É cada vez mais claro que a mobilização militar parcial ordenada por Vladimir Putin será mais caótica e menos seletiva do que este prometeu. Até legisladores ou jornalistas de órgãos estatais russos se começam a queixar em público – apontando o dedo não ao Kremlin, claro, mas sim a administrações regionais.
Com isso cresce a fúria de muitos russos, que não querem arriscar a vida por um esforço de guerra que parece condenado, assistindo-se a sucessivos ataques a centros de recrutamento.

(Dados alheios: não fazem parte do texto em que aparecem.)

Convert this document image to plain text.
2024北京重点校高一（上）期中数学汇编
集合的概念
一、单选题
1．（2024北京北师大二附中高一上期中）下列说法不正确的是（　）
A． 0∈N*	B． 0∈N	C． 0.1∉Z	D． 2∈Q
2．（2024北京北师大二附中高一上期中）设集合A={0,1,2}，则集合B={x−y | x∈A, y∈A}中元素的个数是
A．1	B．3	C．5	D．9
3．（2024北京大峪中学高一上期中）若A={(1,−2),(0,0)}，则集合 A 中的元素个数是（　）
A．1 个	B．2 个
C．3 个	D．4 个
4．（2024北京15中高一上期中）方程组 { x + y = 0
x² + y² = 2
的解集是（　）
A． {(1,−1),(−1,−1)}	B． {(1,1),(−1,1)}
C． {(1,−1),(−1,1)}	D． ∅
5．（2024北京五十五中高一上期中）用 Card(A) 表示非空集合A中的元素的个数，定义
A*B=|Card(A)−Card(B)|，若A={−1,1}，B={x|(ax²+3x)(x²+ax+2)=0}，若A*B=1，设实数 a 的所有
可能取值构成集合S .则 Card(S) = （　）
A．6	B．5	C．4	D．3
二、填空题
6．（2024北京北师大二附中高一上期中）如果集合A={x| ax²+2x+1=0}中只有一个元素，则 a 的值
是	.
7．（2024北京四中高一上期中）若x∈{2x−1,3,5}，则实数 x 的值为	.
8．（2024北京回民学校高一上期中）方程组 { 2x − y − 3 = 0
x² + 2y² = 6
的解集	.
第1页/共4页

O desespero é tal que um jovem se imolou num centro de recrutamento, este domingo, em Ryazan, a sudeste de Moscovo, mostra um vídeo divulgado pelo jornal independente russo Novaya Gazeta. Testemunhas contaram ao canal local YA62 que o jovem, enquanto derramava líquido para isqueiro sobre a cabeça, soltava gargalhadas e gritava: “Não quero ir para a guerra”. Acabando por ficar com 90% do seu corpo coberto por queimaduras.
No dia seguinte, um homem armado com uma caçadeira de canos serrados, vestido de camuflado, foi filmado a abrir fogo no centro de recrutamento de Ust-Ilim, na distante região siberiana de Irkutsk. Um oficial, Alexander Yeliseyev, ficou em estado crítico, sendo atingido à queima-roupa logo após fazer um discurso para explicar a um grupo de recrutas que iam ser mandados para a Ucrânia, avançou o media regional Lyudi Baykala, citado pelo Guardian.

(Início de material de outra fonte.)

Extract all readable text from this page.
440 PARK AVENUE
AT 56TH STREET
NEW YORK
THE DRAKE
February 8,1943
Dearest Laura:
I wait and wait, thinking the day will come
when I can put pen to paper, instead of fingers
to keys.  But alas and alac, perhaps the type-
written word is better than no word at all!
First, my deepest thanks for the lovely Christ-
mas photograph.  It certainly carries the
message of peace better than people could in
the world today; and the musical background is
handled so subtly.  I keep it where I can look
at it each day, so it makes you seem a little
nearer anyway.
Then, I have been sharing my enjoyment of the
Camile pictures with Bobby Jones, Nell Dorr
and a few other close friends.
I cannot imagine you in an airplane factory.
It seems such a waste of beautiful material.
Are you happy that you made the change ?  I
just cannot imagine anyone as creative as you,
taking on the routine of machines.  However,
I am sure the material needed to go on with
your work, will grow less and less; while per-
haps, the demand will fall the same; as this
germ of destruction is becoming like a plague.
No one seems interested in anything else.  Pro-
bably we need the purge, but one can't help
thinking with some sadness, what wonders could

“Ninguém vai a lado nenhum”, gritou o atirador antes de disparar, tendo sido identificado como Ruslan Zinin. Este habitante local, de 25 anos, nem sequer recebera uma carta de alistamento, contou a mãe de Zinin, Marina, ao site noticioso independente Astra.
Mas estava “muito perturbado” por ter descoberto no dia anterior que o seu melhor amigo morrera em combate na Ucrânia. E ficara furioso ao saber que vários dos seus amigos receberam ordens para se apresentar no centro de recrutamento, mesmo não tendo qualquer experiência militar, apesar de Putin ter prometido que a mobilização seria parcial, aplicando-se apenas a reservistas.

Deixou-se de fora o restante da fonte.